Os acordos de financiamento da SK Hyper revelarão como o grupo divide o risco. Investimento externo pode preservar o balanço patrimonial da SK Telecom, mas os investidores exigirão retornos previsíveis.
O ritmo da expansão deve seguir a demanda verificada. Construção rápida sem contratos enfraqueceria o argumento de sustentabilidade que o próprio Chey enfatizou.
Em contraste, a plena utilização na primeira fase de Ulsan sustentaria compromissos maiores. Isso também pressionaria outros desenvolvedores de infraestrutura coreanos a garantir sua própria energia e inquilinos-âncora.
O data center de IA da AWS em Ulsan é, portanto, importante por razões que vão além de seu tamanho inicial. Ele reúne demanda por nuvem, geografia industrial e estratégia energética em um projeto mensurável.
Ele ainda não prova que a SK consegue construir 15 GW. Essa prova exige dezenas de decisões envolvendo clientes, capital, eletricidade, terrenos e políticas públicas.
Para os desenvolvedores, o projeto pode determinar onde capacidade adicional de IA coreana se torna disponível. Ele pode influenciar latência de serviço, residência de dados, acesso a hardware e escolhas regionais de nuvem.
Compradores empresariais devem acompanhar quais serviços da AWS são lançados dentro da AI Zone. Também devem avaliar se esses serviços atendem aos requisitos de produção, em vez de presumir que a infraestrutura local resolve todas as questões de conformidade.
Trabalhadores do conhecimento podem sentir o efeito indiretamente. Mais capacidade computacional regional pode apoiar serviços empresariais de IA mais rápidos, mas o investimento em infraestrutura só cria valor quando as organizações a utilizam de forma eficaz.

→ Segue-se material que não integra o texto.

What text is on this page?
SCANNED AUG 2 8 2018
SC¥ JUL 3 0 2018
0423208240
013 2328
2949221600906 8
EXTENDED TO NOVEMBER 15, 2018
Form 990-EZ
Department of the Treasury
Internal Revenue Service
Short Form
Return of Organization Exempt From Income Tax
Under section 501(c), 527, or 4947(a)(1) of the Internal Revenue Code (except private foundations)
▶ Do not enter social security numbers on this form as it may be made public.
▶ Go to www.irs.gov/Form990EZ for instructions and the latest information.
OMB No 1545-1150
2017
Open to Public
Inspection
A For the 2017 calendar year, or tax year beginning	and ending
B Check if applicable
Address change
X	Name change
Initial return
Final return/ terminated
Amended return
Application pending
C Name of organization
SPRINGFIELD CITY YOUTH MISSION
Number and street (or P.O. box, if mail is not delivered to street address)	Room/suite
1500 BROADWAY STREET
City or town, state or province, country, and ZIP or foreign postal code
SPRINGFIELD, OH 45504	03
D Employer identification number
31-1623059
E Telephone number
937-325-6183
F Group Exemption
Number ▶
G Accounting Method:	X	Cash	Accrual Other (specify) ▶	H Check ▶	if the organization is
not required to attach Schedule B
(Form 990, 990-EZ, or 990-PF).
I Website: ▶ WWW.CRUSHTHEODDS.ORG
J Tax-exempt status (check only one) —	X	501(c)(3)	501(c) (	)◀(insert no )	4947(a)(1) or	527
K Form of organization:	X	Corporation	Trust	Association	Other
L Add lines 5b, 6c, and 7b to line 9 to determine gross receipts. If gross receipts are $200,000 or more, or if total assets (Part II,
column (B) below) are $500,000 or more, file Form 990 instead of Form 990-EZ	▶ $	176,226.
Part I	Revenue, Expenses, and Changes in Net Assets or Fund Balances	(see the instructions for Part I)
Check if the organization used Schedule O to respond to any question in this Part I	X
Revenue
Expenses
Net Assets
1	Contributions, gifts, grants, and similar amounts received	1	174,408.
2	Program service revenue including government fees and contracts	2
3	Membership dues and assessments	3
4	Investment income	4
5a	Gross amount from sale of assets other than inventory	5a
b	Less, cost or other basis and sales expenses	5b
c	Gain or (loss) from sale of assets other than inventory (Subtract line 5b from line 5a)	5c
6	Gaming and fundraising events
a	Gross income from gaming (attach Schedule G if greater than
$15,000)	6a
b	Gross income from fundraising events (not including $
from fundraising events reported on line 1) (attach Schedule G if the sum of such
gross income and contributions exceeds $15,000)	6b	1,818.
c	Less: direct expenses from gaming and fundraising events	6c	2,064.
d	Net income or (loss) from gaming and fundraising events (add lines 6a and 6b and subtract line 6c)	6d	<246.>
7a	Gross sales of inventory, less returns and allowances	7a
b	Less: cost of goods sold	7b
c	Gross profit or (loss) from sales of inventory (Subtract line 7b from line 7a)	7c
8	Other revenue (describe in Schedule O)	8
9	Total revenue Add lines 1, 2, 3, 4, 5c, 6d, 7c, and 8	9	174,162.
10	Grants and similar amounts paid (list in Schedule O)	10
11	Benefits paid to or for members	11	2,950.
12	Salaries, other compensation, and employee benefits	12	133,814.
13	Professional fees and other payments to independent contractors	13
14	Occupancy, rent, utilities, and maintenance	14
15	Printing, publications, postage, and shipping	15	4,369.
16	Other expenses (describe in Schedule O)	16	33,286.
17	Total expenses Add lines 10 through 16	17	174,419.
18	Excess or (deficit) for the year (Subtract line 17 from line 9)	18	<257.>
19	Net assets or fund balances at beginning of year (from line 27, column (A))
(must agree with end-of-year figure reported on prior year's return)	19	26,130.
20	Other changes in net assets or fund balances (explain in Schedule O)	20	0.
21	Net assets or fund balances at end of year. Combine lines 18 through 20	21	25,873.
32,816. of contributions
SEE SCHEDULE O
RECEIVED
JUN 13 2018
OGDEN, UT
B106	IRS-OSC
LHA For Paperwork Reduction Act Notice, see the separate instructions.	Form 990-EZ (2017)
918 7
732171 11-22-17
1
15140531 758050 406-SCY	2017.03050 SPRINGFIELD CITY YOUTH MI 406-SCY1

Equipes que acompanham esses projetos precisam conectar contratos, documentos técnicos, mudanças de políticas e marcos operacionais. Uma base de conhecimento pesquisável pode manter esses sinais vinculados às evidências originais.
A próxima manchete relevante não deve simplesmente repetir 15 GW. Ela deve mostrar uma sala de dados energizada, um serviço ativo da AWS, um cliente comprometido ou um local de expansão aprovado.
Até lá, trate Ulsan como uma primeira implantação confiável e os 15 GW como um roteiro condicional. Acompanhe de perto os primeiros 41 MW, pois seu desempenho determinará quão críveis se tornam os próximos 14,9 GW.